Time to accept Leicester are in a relegation fight
On this day last year, Jamie Vardy broke the all-time record for scoring in consecutive matches as Leicester drew 1-1 at home to Manchester United. The Foxes had won their previous four matches, won the following three and we were still at a point of the season where everyone was quick to quip, “Well it won’t last, it can’t last”.
This year it’s a very different story, Leicester have won just three matches all season and haven’t won on the road at all. Where Claudio Ranieri’s side were so devastating on the road with their counter-attacking football last year, the stats show Vardy hasn’t managed a shot on target since September and his partnership with Riyad Mahrez has all but evaporated.
After 13 games, Leicester sit just two points above the relegation zone. “Well it won’t last, it can’t last”. It can, and it looks like it will.
Jip Jaap Stam
Eyebrows were raised when Championship side Reading hired Jaap Stam for his first managerial job in the summer. A new manager – with no experience of Championship football – screamed October headlines of his early dismissal and the early signs didn’t look good for the former Manchester United man.
Reading lost two of their first three games, but have only lost two since and have now won five matches on the bounce – conceding just one in the process. Early struggles were to be expected considering the amount of new faces coming in, three of them Dutch players, one Finn, one Ivorian and a Liechtenstein midfielder were among the players to join.

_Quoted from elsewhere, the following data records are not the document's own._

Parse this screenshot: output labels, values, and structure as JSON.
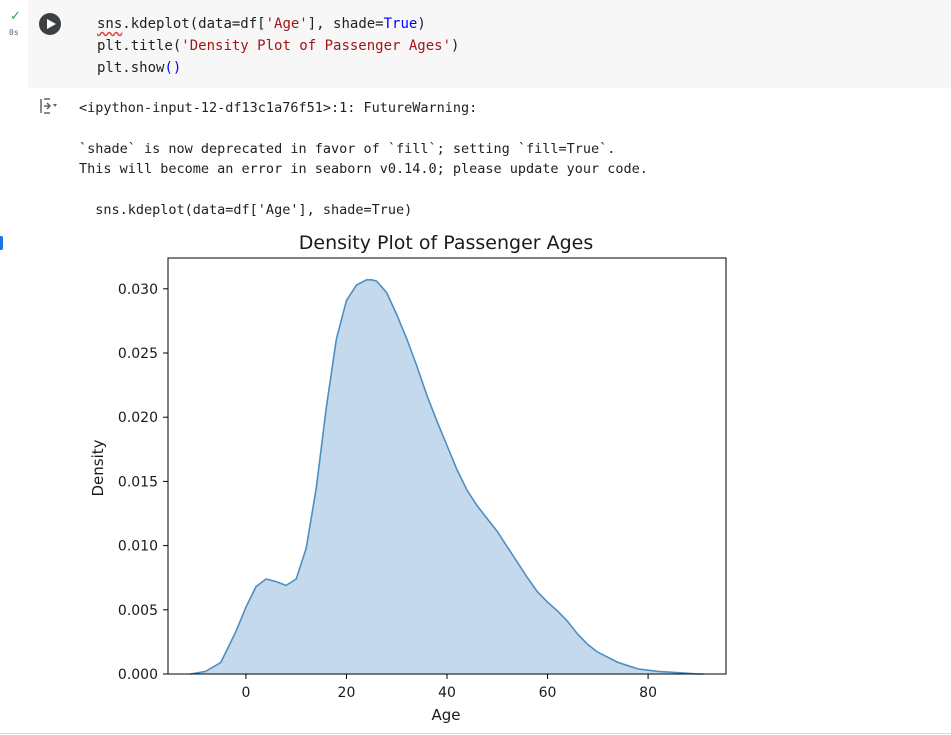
{
  "cell": {
    "status_icon": "check-icon",
    "exec_time": "0s",
    "run_icon": "play-icon",
    "code": [
      {
        "parts": [
          {
            "t": "sns",
            "c": "sq"
          },
          {
            "t": ".kdeplot(data=df[",
            "c": ""
          },
          {
            "t": "'Age'",
            "c": "str"
          },
          {
            "t": "], shade=",
            "c": ""
          },
          {
            "t": "True",
            "c": "kw"
          },
          {
            "t": ")",
            "c": ""
          }
        ]
      },
      {
        "parts": [
          {
            "t": "plt.title(",
            "c": ""
          },
          {
            "t": "'Density Plot of Passenger Ages'",
            "c": "str"
          },
          {
            "t": ")",
            "c": ""
          }
        ]
      },
      {
        "parts": [
          {
            "t": "plt.show",
            "c": ""
          },
          {
            "t": "()",
            "c": "kw"
          }
        ]
      }
    ]
  },
  "output": {
    "icon": "output-toggle-icon",
    "warning_header": "<ipython-input-12-df13c1a76f51>:1: FutureWarning:",
    "warning_line1": "`shade` is now deprecated in favor of `fill`; setting `fill=True`.",
    "warning_line2": "This will become an error in seaborn v0.14.0; please update your code.",
    "warning_code": "  sns.kdeplot(data=df['Age'], shade=True)"
  },
  "chart_data": {
    "type": "area",
    "title": "Density Plot of Passenger Ages",
    "xlabel": "Age",
    "ylabel": "Density",
    "xlim": [
      -15.5,
      95.5
    ],
    "ylim": [
      0,
      0.0324
    ],
    "xticks": [
      0,
      20,
      40,
      60,
      80
    ],
    "yticks": [
      0.0,
      0.005,
      0.01,
      0.015,
      0.02,
      0.025,
      0.03
    ],
    "ytick_labels": [
      "0.000",
      "0.005",
      "0.010",
      "0.015",
      "0.020",
      "0.025",
      "0.030"
    ],
    "line_color": "#4c8fc4",
    "fill_color": "#c5d9ec",
    "x": [
      -11,
      -8,
      -5,
      -2,
      0,
      2,
      4,
      6,
      8,
      10,
      12,
      14,
      16,
      18,
      20,
      22,
      24,
      25,
      26,
      28,
      30,
      32,
      34,
      36,
      38,
      40,
      42,
      44,
      46,
      48,
      50,
      52,
      54,
      56,
      58,
      60,
      62,
      64,
      66,
      68,
      70,
      74,
      78,
      82,
      86,
      90,
      91
    ],
    "y": [
      0.0,
      0.0002,
      0.0009,
      0.0033,
      0.0052,
      0.0068,
      0.0074,
      0.0072,
      0.0069,
      0.0074,
      0.0098,
      0.0145,
      0.0208,
      0.0261,
      0.0291,
      0.0303,
      0.0307,
      0.0307,
      0.0306,
      0.0297,
      0.028,
      0.0261,
      0.024,
      0.0217,
      0.0197,
      0.0178,
      0.0159,
      0.0143,
      0.0131,
      0.0121,
      0.0111,
      0.0099,
      0.0087,
      0.0075,
      0.0064,
      0.0056,
      0.0049,
      0.0041,
      0.0031,
      0.0023,
      0.0017,
      0.0009,
      0.0004,
      0.0002,
      0.0001,
      0.0,
      0.0
    ]
  }
}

The Royals now sit third, four points behind Brighton and looking rather comfortable in the play-offs given their current form. Price on a Stam return to Old Trafford next season?
Wayne Rooney may now be United’s best option
Scoring his 248th goal for Manchester United on Thursday night, Wayne Rooney showed glimpses of the old Rooney when he cooly dispatched a neat finish over former Liverpool goalkeeper Brad Jones in the Europa League.

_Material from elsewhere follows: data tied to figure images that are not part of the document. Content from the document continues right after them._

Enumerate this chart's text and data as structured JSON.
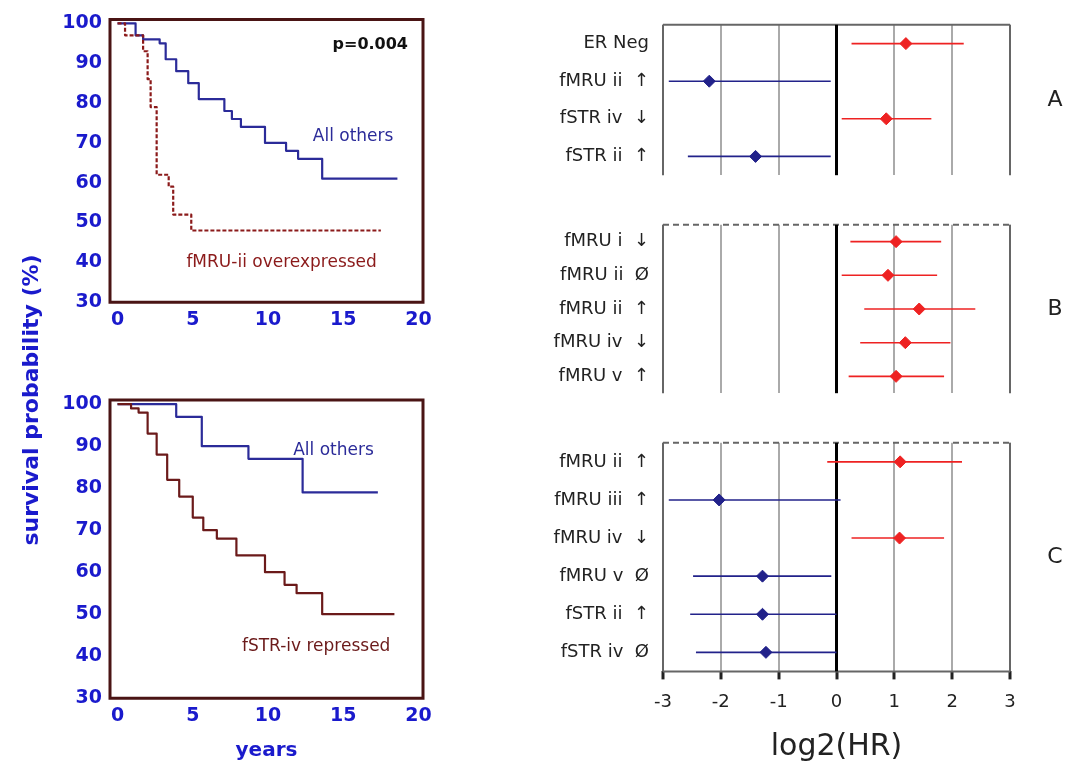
{
  "chart_data": [
    {
      "type": "step",
      "ylabel": "survival probability (%)",
      "annotations": [
        "p=0.004"
      ],
      "xlim": [
        -0.5,
        20.3
      ],
      "ylim": [
        30,
        101
      ],
      "xticks": [
        0,
        5,
        10,
        15,
        20
      ],
      "yticks": [
        30,
        40,
        50,
        60,
        70,
        80,
        90,
        100
      ],
      "marker": "none",
      "series": [
        {
          "name": "All others",
          "color": "#2b2b99",
          "x": [
            0,
            1.2,
            1.7,
            2.8,
            3.2,
            3.9,
            4.7,
            5.4,
            7.1,
            7.6,
            8.2,
            9.8,
            11.2,
            12,
            13.6,
            18.6
          ],
          "values": [
            100,
            97,
            96,
            95,
            91,
            88,
            85,
            81,
            78,
            76,
            74,
            70,
            68,
            66,
            61,
            61
          ]
        },
        {
          "name": "fMRU-ii overexpressed",
          "color": "#8b1a1a",
          "line_style": "dashed",
          "x": [
            0,
            0.5,
            1.7,
            2.0,
            2.2,
            2.6,
            3.4,
            3.7,
            4.9,
            17.5
          ],
          "values": [
            100,
            97,
            93,
            86,
            79,
            62,
            59,
            52,
            48,
            48
          ]
        }
      ]
    },
    {
      "type": "step",
      "xlabel": "years",
      "xlim": [
        -0.5,
        20.3
      ],
      "ylim": [
        30,
        101
      ],
      "xticks": [
        0,
        5,
        10,
        15,
        20
      ],
      "yticks": [
        30,
        40,
        50,
        60,
        70,
        80,
        90,
        100
      ],
      "marker": "none",
      "series": [
        {
          "name": "All others",
          "color": "#2b2b99",
          "x": [
            0,
            3.5,
            3.9,
            5.6,
            8.7,
            12.3,
            17.3
          ],
          "values": [
            100,
            100,
            97,
            90,
            87,
            79,
            79
          ]
        },
        {
          "name": "fSTR-iv repressed",
          "color": "#6b1a1a",
          "x": [
            0,
            0.9,
            1.4,
            2.0,
            2.6,
            3.3,
            4.1,
            5.0,
            5.7,
            6.6,
            7.9,
            9.8,
            11.1,
            11.9,
            13.6,
            18.4
          ],
          "values": [
            100,
            99,
            98,
            93,
            88,
            82,
            78,
            73,
            70,
            68,
            64,
            60,
            57,
            55,
            50,
            50
          ]
        }
      ]
    },
    {
      "type": "scatter",
      "orientation": "horizontal",
      "annotations": [
        "A"
      ],
      "categories": [
        "ER Neg",
        "fMRU ii  ↑",
        "fSTR iv  ↓",
        "fSTR ii  ↑"
      ],
      "values": [
        1.2,
        -2.2,
        0.86,
        -1.4
      ],
      "colors": [
        "#ee2222",
        "#22228a",
        "#ee2222",
        "#22228a"
      ],
      "errors": [
        [
          0.26,
          2.2
        ],
        [
          -2.9,
          -0.1
        ],
        [
          0.09,
          1.64
        ],
        [
          -2.57,
          -0.1
        ]
      ],
      "xlim": [
        -3,
        3
      ],
      "xticks": [
        -3,
        -2,
        -1,
        0,
        1,
        2,
        3
      ],
      "grid": "x",
      "marker": "diamond",
      "tick_labels": "y",
      "ref_lines": [
        {
          "axis": "x",
          "value": 0,
          "color": "#000000"
        }
      ]
    },
    {
      "type": "scatter",
      "orientation": "horizontal",
      "annotations": [
        "B"
      ],
      "categories": [
        "fMRU i  ↓",
        "fMRU ii  Ø",
        "fMRU ii  ↑",
        "fMRU iv  ↓",
        "fMRU v  ↑"
      ],
      "values": [
        1.03,
        0.89,
        1.43,
        1.19,
        1.03
      ],
      "colors": [
        "#ee2222",
        "#ee2222",
        "#ee2222",
        "#ee2222",
        "#ee2222"
      ],
      "errors": [
        [
          0.24,
          1.81
        ],
        [
          0.09,
          1.74
        ],
        [
          0.48,
          2.4
        ],
        [
          0.41,
          1.97
        ],
        [
          0.21,
          1.86
        ]
      ],
      "xlim": [
        -3,
        3
      ],
      "xticks": [
        -3,
        -2,
        -1,
        0,
        1,
        2,
        3
      ],
      "grid": "x",
      "marker": "diamond",
      "tick_labels": "y",
      "ref_lines": [
        {
          "axis": "x",
          "value": 0,
          "color": "#000000"
        }
      ]
    },
    {
      "type": "scatter",
      "orientation": "horizontal",
      "annotations": [
        "C"
      ],
      "xlabel": "log2(HR)",
      "categories": [
        "fMRU ii  ↑",
        "fMRU iii  ↑",
        "fMRU iv  ↓",
        "fMRU v  Ø",
        "fSTR ii  ↑",
        "fSTR iv  Ø"
      ],
      "values": [
        1.1,
        -2.03,
        1.09,
        -1.28,
        -1.28,
        -1.22
      ],
      "colors": [
        "#ee2222",
        "#22228a",
        "#ee2222",
        "#22228a",
        "#22228a",
        "#22228a"
      ],
      "errors": [
        [
          -0.16,
          2.17
        ],
        [
          -2.9,
          0.07
        ],
        [
          0.26,
          1.86
        ],
        [
          -2.48,
          -0.09
        ],
        [
          -2.53,
          0
        ],
        [
          -2.43,
          0
        ]
      ],
      "xlim": [
        -3,
        3
      ],
      "xticks": [
        -3,
        -2,
        -1,
        0,
        1,
        2,
        3
      ],
      "grid": "x",
      "marker": "diamond",
      "ref_lines": [
        {
          "axis": "x",
          "value": 0,
          "color": "#000000"
        }
      ]
    }
  ]
}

Starting and finishing the move himself, it was a sign Rooney hasn’t quite lost it just yet, and he emphasised that by superbly setting up Juan Mata for United’s second. While Zlatan Ibrahimovic had a hand in several goals, but his profligacy in front of goal has frustrated United fans and Mourinho’s men would certainly be higher up the league had the Swede been on top form.
Anthony Martial is struggling to even make the match day squad while Marcus Rashford is out of sorts as he showed with his performance against West Ham. Despite a good performance on Thursday, Rooney was dropped from the starting eleven for the match against the Hammers as his teammates continued to struggle to beat goalkeeper Darren Randolph – not the first time this season United have cried out for some composure.
Mark Hughes has quietly turned things around
There’s an assumption that eventually Stoke City will get found out and be relegated as they fast approach ten years in the country’s top division. Questions were asked about whether Stoke would survive the transition period between Tony Pulis and Mark Hughes, but the latter has gone about changing Stoke’s playing style with relative ease.
The early signs this season weren’t great, despite holding onto the likes of Xherdan Shaqiri, Bojan and Marko Arnautovic, the Potters only added one permanent signing to their ranks – Liverpool’s Joe Allen. Wilfried Bony and Bruno Martins Indi would follow on loan, but Stoke took just one point from their opening five matches.
However, the hard-fought 1-1 draw at Old Trafford seemed to change Stoke’s fortunes, their first win followed at home to Sunderland and the win at Watford on Sunday was their fourth in six matches. Hughes’ side have now moved up to 11th and sit five points clear of relegation – quite the turnaround.